它仍然不是完整 HTML parser，但对资产发现够用。

计算 body hash
#

Nmap 的 OpenSSL 模块提供 MD5：

local body_hash = nil
if body_len > 0 then
  body_hash = stdnse.tohex(openssl.md5(body))
end

openssl.md5(body) 返回二进制 digest，stdnse.tohex 把它转成十六进制字符串。

这里的 hash 是对 response.body 计算的。也就是说，如果 body 被 max_body_size 截断，hash 就是截断内容的 hash，不是完整页面 hash。

所以必须输出完整性标记。

判断 hash 是否完整
#

可以结合两点判断：

response.truncated
Content-Length 和实际读取长度是否一致

local content_length = tonumber(important_headers["content-length"])

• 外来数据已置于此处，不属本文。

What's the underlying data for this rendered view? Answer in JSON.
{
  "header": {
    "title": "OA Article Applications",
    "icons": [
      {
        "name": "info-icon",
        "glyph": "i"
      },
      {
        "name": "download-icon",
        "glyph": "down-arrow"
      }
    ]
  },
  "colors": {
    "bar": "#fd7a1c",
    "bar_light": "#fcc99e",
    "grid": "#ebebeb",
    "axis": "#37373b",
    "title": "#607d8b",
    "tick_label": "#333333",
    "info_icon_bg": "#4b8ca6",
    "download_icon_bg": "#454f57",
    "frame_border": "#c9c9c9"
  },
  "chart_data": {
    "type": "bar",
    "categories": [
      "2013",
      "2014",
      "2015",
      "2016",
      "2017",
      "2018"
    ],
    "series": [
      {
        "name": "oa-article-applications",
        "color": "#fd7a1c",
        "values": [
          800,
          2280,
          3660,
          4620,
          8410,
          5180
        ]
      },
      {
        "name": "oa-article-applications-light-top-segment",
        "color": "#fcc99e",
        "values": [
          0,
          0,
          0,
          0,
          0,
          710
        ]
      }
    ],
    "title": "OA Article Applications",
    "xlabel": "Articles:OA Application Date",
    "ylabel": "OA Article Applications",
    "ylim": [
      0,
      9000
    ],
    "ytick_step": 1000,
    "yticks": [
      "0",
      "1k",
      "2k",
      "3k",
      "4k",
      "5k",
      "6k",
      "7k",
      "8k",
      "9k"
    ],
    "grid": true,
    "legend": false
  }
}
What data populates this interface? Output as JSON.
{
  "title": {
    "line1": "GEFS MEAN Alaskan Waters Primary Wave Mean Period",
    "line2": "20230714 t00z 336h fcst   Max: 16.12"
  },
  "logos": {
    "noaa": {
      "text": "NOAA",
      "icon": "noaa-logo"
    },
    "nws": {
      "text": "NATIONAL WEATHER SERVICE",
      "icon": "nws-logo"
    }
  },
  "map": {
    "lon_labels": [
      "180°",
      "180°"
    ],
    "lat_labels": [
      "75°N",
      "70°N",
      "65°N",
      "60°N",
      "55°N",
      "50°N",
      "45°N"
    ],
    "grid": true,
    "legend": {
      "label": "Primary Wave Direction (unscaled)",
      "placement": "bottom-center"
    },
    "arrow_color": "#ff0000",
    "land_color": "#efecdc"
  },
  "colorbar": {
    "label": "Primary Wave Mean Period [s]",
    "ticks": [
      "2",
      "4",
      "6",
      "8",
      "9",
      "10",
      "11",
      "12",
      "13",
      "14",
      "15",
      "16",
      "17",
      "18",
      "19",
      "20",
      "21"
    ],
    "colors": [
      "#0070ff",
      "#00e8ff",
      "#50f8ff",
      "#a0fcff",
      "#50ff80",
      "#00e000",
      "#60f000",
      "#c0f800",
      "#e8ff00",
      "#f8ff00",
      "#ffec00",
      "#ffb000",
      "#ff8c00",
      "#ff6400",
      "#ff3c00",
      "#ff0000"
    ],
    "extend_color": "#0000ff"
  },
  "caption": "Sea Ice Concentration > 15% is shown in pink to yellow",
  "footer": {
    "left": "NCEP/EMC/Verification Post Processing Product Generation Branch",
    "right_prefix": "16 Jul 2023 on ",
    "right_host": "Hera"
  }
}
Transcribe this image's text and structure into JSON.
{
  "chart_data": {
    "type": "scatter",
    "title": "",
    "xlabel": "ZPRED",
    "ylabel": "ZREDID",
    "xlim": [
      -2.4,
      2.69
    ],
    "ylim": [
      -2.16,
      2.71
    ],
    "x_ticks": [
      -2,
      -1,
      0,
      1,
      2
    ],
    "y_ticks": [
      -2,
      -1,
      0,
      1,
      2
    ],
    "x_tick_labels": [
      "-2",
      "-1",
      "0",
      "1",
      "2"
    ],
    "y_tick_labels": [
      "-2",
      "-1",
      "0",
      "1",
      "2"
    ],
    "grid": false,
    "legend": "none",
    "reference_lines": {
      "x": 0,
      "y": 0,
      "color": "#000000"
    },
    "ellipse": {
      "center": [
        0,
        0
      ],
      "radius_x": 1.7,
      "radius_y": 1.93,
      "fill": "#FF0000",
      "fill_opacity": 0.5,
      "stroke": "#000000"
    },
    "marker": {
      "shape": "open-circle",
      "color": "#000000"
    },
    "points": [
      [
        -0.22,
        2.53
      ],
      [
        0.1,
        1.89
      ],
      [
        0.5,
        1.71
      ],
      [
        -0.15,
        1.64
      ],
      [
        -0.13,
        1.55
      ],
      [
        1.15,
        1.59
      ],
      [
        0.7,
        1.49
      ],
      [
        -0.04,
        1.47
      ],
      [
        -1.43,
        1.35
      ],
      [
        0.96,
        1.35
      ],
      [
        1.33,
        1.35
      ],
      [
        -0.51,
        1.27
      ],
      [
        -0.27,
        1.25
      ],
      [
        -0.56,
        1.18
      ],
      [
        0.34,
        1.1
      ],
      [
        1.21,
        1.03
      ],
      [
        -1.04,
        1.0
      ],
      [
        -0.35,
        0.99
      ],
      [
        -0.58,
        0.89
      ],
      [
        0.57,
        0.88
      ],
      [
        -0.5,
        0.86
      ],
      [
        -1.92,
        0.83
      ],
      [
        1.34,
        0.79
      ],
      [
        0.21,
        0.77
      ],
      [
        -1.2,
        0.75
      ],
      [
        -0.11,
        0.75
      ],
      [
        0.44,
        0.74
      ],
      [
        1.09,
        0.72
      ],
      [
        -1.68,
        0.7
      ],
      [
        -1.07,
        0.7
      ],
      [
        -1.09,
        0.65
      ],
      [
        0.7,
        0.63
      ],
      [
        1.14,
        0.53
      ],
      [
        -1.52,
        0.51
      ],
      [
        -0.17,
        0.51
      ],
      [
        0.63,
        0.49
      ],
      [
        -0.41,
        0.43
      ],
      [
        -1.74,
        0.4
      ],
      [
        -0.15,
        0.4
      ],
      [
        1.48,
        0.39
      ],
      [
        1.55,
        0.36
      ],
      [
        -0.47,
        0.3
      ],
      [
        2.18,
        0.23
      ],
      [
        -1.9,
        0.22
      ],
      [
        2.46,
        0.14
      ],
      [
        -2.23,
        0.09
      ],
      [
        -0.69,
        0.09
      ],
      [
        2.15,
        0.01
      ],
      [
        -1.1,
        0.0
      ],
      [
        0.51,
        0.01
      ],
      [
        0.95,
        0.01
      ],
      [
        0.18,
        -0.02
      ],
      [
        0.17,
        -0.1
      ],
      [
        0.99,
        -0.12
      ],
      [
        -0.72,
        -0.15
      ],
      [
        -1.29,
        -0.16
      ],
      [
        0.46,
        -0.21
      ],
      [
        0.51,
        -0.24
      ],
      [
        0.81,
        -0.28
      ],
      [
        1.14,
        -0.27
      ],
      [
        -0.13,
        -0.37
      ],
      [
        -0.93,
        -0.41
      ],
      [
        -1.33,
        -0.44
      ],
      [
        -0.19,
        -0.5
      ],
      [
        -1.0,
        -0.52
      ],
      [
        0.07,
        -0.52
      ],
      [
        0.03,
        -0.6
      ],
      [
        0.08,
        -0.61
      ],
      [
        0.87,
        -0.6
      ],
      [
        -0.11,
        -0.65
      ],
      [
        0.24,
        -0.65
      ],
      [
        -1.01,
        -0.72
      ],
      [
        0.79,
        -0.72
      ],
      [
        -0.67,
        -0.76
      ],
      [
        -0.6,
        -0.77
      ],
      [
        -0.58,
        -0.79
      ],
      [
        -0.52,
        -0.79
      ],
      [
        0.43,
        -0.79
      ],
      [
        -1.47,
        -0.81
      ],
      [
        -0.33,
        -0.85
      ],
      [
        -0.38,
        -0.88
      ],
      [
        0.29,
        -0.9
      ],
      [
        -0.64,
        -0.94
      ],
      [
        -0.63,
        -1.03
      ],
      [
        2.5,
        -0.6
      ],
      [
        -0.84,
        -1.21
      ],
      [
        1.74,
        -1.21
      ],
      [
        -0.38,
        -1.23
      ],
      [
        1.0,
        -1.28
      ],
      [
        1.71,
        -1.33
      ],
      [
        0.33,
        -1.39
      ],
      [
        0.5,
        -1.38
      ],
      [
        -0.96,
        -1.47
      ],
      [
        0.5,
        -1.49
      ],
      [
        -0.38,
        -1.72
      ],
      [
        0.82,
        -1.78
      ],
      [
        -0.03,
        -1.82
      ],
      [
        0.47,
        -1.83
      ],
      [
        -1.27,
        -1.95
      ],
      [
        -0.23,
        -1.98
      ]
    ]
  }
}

local hash_complete = not response.truncated
if content_length then
  hash_complete = hash_complete and content_length == body_len
end

然后输出：

out.body.hash_complete = hash_complete
out.body.truncated = response.truncated or false

这样下游系统就不会把截断 body 的 hash 当成完整页面 hash。

输出层：结构化输出
#

推荐使用 stdnse.output_table()，它可以保持输出顺序。

local out = stdnse.output_table()
out.status = response.status
out.server = important_headers.server
out.location = important_headers.location
out.content_type = important_headers["content-type"]
out.title = title

out.body = stdnse.output_table()
out.body.length = body_len
out.body.content_length = important_headers["content-length"]
out.body.hash = body_hash
out.body.hash_complete = hash_complete
out.body.truncated = response.truncated or false
out.body.preview = body:sub(1, 200)

return out

Nmap 会把它输出成普通文本，也会在 XML 里输出成结构化节点。

XML 大概会有：

<elem key="status">200</elem>
<elem key="server">cloudflare</elem>
<elem key="title">...</elem>
<table key="body">
  <elem key="length">41836</elem>
  <elem key="hash">...</elem>
  <elem key="hash_complete">true</elem>
  <elem key="truncated">false</elem>
</table>

这比只返回一段字符串好得多。

完整脚本
#

description = [[
Structured curl-like HTTP fetcher (optimized for asset discovery).
]]

author = "ihexon"

license = "Same as Nmap"

categories = {"discovery", "safe"}

local http = require "http"
local shortport = require "shortport"
local stdnse = require "stdnse"
local openssl = require "openssl"

portrule = shortport.http

local function extract_title(body)
  if not body then return nil end
  return body:match("<[Tt][Ii][Tt][Ll][Ee][^>]*>([^<]*)</[Tt][Ii][Tt][Ll][Ee]>")
end

action = function(host, port)
  local path = stdnse.get_script_args(SCRIPT_NAME .. ".path") or "/"
  local max_body_size = tonumber(stdnse.get_script_args(SCRIPT_NAME .. ".max-body-size")) or 2 * 1024 * 1024
  local user_agent = stdnse.get_script_args(SCRIPT_NAME .. ".useragent")
    or "Mozilla/5.0 (Windows NT 10.0; Win64; x64) AppleWebKit/537.36 (KHTML, like Gecko) Chrome/125.0.0.0 Safari/537.36"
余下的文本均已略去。